If the implementation does not support negative zeros, the behavior of the
&
,|
,^
,~
,<<
, and>>
operators with operands that would produce such a value is undefined.The values of any padding bits are unspecified. A valid (non-trap) object representation of a signed integer type where the sign bit is zero is a valid object representation of the corresponding unsigned type, and shall represent the same value. For any integer type, the object representation where all the bits are zero shall be a representation of the value zero in that type.
The precision of an integer type is the number of bits it uses to represent values, excluding any sign and padding bits. The width of an integer type is the same but including any sign bit; thus for unsigned integer types the two values are the same, while for signed integer types the width is one greater than the precision.
4. Survey of Signed Integer Representations
Here is a non-comprehensive history of signed integer representations:
-
Two’s complement
-
John von Neumann suggested use of two’s complement binary representation in his 1945 First Draft of a Report on the EDVAC proposal for an electronic stored-program digital computer.
-
The 1949 EDSAC, which was inspired by the First Draft, used two’s complement representation of binary numbers.
-
Early commercial two’s complement computers include the Digital Equipment Corporation PDP-5 and the 1963 PDP-6.
-
The System/360, introduced in 1964 by IBM, then the dominant player in the computer industry, made two’s complement the most widely used binary representation in the computer industry.
-
The first minicomputer, the PDP-8 introduced in 1965, uses two’s complement arithmetic as do the 1969 Data General Nova, the 1970 PDP-11.
-
-
Ones' complement
-
Many early computers, including the CDC 6600, the LINC, the PDP-1, and the UNIVAC 1107.
-
Successors of the CDC 6600 continued to use ones' complement until the late 1980s.
-
Descendants of the UNIVAC 1107, the UNIVAC 1100/2200 series, continue to do so, although ClearPath machines are a common platform that implement either the 1100/2200 architecture (the ClearPath IX series) or the Burroughs large systems architecture (the ClearPath NX series). Everything is common except the actual CPUs, which are implemented as ASICs. In addition to the IX (1100/2200) CPUs and the NX (Burroughs large systems) CPU, the architecture had Xeon (and briefly Itanium) CPUs. Unisys' goal was to provide an orderly transition for their 1100/2200 customers to a more modern architecture.
-
-
Signed magnitude
-
The IBM 700/7000 series scientific machines use sign/magnitude notation, except for the index registers which are two’s complement.
-
Wikipedia offers more details and has comprehensive sources for the above.

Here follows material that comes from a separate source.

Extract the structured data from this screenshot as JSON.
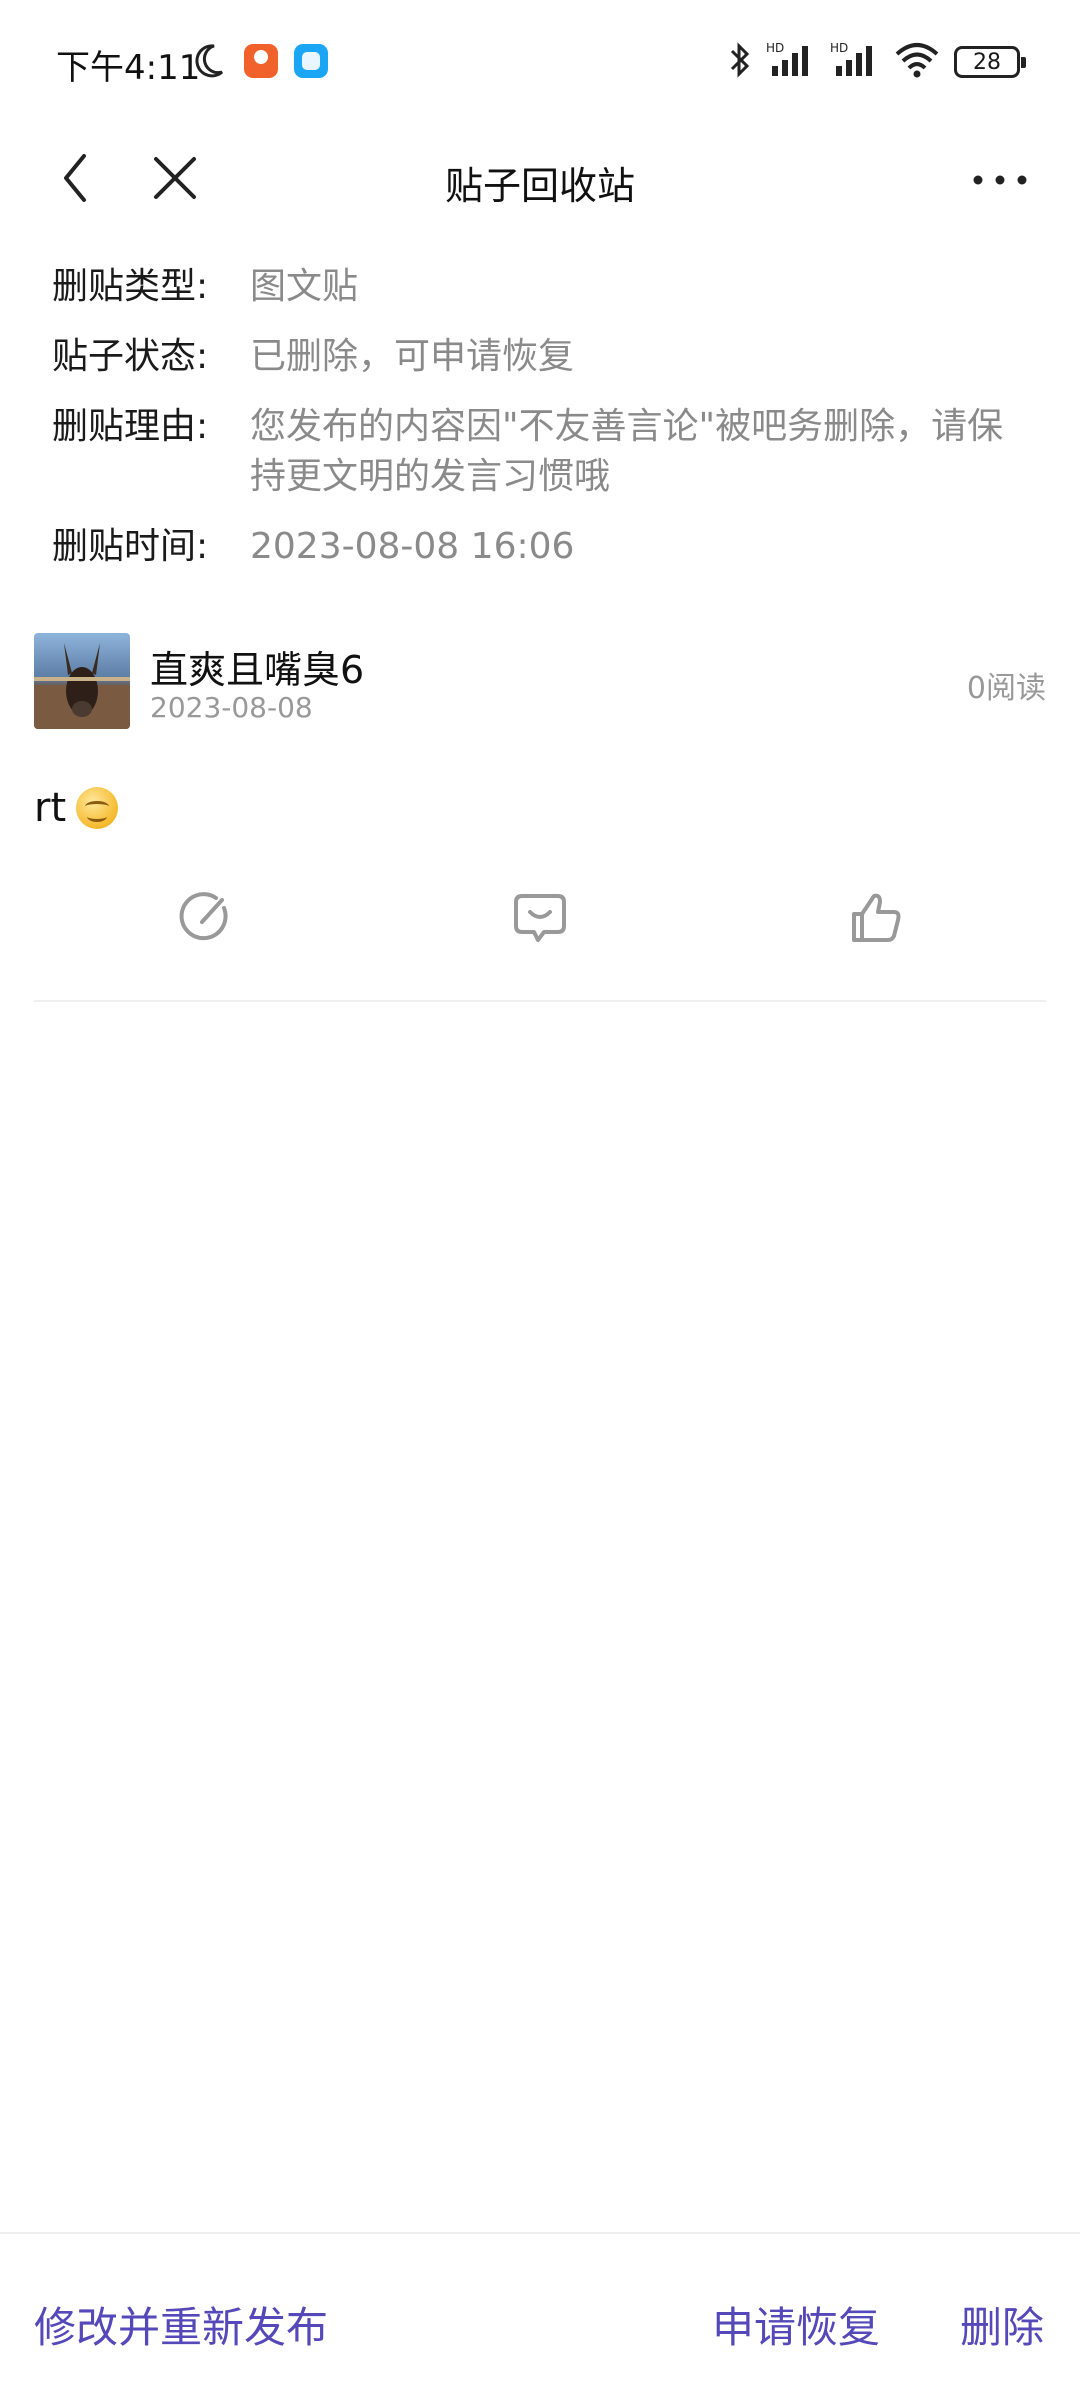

Thomas Rodgers surveyed popular DSPs and found the following:
-
SHARC family ships a C++ compiler which supports C++11, and where signed integers are two’s complement.
-
Freescale/NXP ships a C++ compiler which supports C++03, and where signed integers are two’s complement (reference).
-
Texas Instruments ships a C++ compiler which supports C++14, and where signed integers are two’s complement.
-
CML Microcircuits has fixed ASIC for radio processing, and doesn’t seem to support C++.
-
Cirrus Logic (formerly Wolfson) has a C compiler only which is probably two’s complement.
-
Synaptics (formerly Connexant) makes audio input subsystem for voice assistants. The DSP runs fixed far-field signal processing algorithms and has programmable functions which run on standard ARM controller, using Raspbian.
In short, the only machine the author could find using non-two’s complement are made by Unisys, and no counter-example was brought by any member of the C++ standards committee. Nowadays Unisys emulates their old architecture using x86 CPUs with attached FPGAs for customers who have legacy applications which they’ve been unable to migrate. These applications are unlikely to be well served by modern C++, signed integers are the least of their problem. Post-modern C++ should focus on serving its existing users well, and incoming users should be blissfully unaware of integer esoterica.